| by teloletom | No comments

Kisah Yong Tu Dan Pot Kosong

Pada zaman dahulu kala, hiduplah seorang raja yang tua. Raja tersebut tidak memiliki anak laki-laki yang dapat menggantikannya sebagai raja kelak. Hal ini pun membuat hati raja sangat sedih, kemudian raja tersebut memutuskan untuk mengangkat seorang anak laki-laki yang nantinya akan menjadi ahli warisnya.

Pada suatu hari, raja pun berpikir keras bagaimana cara menemukan seorang anak laki-laki di negerinya yang pantas untuk menjadi anak angkatnya. Akhirnya, raja mendapatkan sebuah ide untuk menemukan anak laki-laki yang pantas.

Sang raja kemudian memberikan benih tanaman kepada semua anak laki-laki yang ada di negerinya. Kemudian raja mengumumkan, bahwa barang siapa yang berhasil menumbuhkan bunga-bunga yang paling cantik dari benih itu, ia akan menjadi anak angkat dan ahli warisnya.

Semua anak laki-laki menanam benih itu dengan sangat hati-hati. Mereka memelihara tanaman mereka dengan sangat baik. Salah seorang anak laki-laki yang menanam benih itu bernama Yong Tu. Dia memelihara benih yang ditanamnya, setiap hari. Tidak terasa, setengah bulan waktu telah berlalu, dan akhirnya satu bulan telah terlewati.

Yong Tu mendapati bahwa benih yang ditanamnya itu belum juga bertunas. Dia bertanya kepada ibunya, “Mengapa belum bertunas juga?”
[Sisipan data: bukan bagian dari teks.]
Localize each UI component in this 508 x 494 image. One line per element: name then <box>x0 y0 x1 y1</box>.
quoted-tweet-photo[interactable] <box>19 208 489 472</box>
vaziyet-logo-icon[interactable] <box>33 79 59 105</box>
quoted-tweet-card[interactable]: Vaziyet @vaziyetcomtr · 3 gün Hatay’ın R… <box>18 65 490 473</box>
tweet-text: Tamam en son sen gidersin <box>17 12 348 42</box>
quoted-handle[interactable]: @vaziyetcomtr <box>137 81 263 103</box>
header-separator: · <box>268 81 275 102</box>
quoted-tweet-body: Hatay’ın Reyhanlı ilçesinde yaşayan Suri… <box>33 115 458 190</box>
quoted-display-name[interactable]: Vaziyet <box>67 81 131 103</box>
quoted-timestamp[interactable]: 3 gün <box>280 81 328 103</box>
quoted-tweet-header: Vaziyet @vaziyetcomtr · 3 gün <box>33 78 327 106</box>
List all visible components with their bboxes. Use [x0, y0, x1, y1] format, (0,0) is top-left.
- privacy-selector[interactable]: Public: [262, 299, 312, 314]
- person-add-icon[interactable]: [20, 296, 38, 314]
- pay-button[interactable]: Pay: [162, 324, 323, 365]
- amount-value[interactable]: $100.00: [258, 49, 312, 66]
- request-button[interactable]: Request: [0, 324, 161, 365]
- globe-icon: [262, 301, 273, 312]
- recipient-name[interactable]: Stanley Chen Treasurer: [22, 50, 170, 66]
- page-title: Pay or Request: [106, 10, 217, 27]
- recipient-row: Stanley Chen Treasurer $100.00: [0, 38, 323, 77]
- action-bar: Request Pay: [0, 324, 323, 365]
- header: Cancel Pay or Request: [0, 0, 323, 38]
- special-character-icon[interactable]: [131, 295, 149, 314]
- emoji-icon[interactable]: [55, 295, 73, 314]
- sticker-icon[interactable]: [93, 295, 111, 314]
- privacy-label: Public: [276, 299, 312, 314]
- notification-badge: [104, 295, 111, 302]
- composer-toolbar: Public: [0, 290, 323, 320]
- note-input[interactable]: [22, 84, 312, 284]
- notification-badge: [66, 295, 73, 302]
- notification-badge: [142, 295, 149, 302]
Sang ibunda pun menjawab supaya anaknya mengantikan tanah yang ada di dalam pot dengan tanah yang lebih gembur, dan lebih baik.

“Anakku, gantilah tanah di dalam pot itu dengan tanah yang lebih baik!” Saran ibunda tercinta sang Yong Tu terhadap anaknya.

Yong Tu pun menuruti saran ibunya, tetapi benih itu tetap tidak bertunas juga.

Tidak lama setelah itu, hari pemilihan anak angkat pun tiba. Semua anak laki-laki tampil dengan pakaian terbaik yang mereka miliki. Tidak ketinggalan mereka juga membawa pot berisi tanaman yang sudah berbunga. Masing-masing anak sangat menginginkan untuk menjadi anak angkat raja.

Ketika melihat satu demi satu semua anak-anak laki-laki yang datang membawa pot berisi tanaman yang sudah berbunga itu, raja terlihat tidak senang. Hingga dilihatnya seorang anak di salah satu sisi sedang menangis sambil memegang pot bunganya yang kosong. Sang Raja pun menghampirinya namun sang anak malah justru menangis malu. Anak itu malu karena tidak dapat membuat bibit benih pemberian sang Raja bisa tumbuh di tangannya.

Raja berjalan mendekati anak itu dan bertanya,”Mengapa kamu membawa pot yang tidak ada tanaman bunganya?”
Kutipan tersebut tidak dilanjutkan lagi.